As well as displaying important similarities with domesticated rice, Australia’s wild rice offers tremendous potential for global food security, according to one of Australia’s leading plant geneticists.
“The Australian wild populations represent an invaluable source of diversity supporting rice food security,” said Professor Robert Henry, one of the researchers, from the University of Queensland’s Queensland Alliance for Agriculture and Food Innovation (QAAFI).
If rice, one of the world’s most important food crops, faced any new challenge, Professor Henry said ancient DNA found in Australian wild rice would be crucial to the industry’s defence.
“Australian wild rice could play a major role in future worldwide breeding programs that would improve disease and pest tolerance, reduce fertiliser needs, grow healthier crops and enhance food security,” Professor Henry said.
Research led by Professor Henry identified gaps they call ‘genome deserts’ in the inherited components or DNA of Australian wild rice.
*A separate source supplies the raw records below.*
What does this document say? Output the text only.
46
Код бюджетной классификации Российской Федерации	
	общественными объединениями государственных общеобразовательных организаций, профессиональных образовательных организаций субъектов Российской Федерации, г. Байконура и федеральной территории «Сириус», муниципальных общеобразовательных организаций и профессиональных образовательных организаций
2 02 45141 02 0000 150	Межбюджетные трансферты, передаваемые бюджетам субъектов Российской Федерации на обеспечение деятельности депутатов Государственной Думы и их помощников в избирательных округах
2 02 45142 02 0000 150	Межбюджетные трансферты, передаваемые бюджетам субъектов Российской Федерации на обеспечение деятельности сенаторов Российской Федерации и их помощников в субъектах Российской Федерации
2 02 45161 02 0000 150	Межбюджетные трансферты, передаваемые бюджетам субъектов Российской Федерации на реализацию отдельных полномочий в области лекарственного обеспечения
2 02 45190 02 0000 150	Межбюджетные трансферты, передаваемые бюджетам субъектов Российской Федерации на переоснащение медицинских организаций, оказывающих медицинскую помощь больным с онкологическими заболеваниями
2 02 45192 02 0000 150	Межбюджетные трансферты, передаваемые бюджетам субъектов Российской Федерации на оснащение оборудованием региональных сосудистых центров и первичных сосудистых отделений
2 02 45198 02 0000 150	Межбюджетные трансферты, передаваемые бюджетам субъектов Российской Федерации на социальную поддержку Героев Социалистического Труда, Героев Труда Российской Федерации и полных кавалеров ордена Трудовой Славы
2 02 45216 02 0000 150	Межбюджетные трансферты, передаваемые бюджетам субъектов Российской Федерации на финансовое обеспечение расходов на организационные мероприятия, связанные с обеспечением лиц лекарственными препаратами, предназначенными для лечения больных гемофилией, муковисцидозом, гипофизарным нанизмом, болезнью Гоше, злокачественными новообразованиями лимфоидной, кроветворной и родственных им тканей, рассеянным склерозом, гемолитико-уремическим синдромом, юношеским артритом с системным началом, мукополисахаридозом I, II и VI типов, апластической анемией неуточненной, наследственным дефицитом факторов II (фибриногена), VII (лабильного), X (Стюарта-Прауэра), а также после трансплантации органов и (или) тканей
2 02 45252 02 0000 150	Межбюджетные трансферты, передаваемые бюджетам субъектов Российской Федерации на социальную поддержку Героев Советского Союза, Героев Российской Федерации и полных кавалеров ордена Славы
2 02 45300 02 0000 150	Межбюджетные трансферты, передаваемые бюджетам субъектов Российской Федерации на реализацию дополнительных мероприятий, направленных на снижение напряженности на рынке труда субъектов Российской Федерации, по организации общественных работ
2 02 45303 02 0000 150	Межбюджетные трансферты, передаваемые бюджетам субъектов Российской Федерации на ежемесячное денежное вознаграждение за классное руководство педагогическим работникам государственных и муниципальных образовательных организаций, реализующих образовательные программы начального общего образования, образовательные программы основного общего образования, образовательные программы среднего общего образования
The research paper, “Australian Wild Rice Reveals Pre-Domestication Origin of Polymormophism Deserts in Rice Genome” was published in the 6 June edition of online open access journal PLOS ONE.
The ‘genome deserts’, the researchers suggested, are evidence of one or more major selection events which occurred naturally in pre-historic times, well before domestication.
“Rice has been domesticated for several thousand years,” Professor Henry said. “Australian wild rice has been isolated from the impacts of domestication in Asia, so its genes still carry huge variation in many parts of the genome,” he said.
“Natural selection in the wild was not due to humans,” Professor Henry said.
According to the researchers, Australian wild rice has “enormous diversity” but there is still evidence of a major selection event happening, pre-domestication, probably millions of years ago.
The research was funded by the Australian Research Council, the Department of Science and Technology, Government of India under the BOYCAST Fellowship and the Indian Council for Agricultural Research.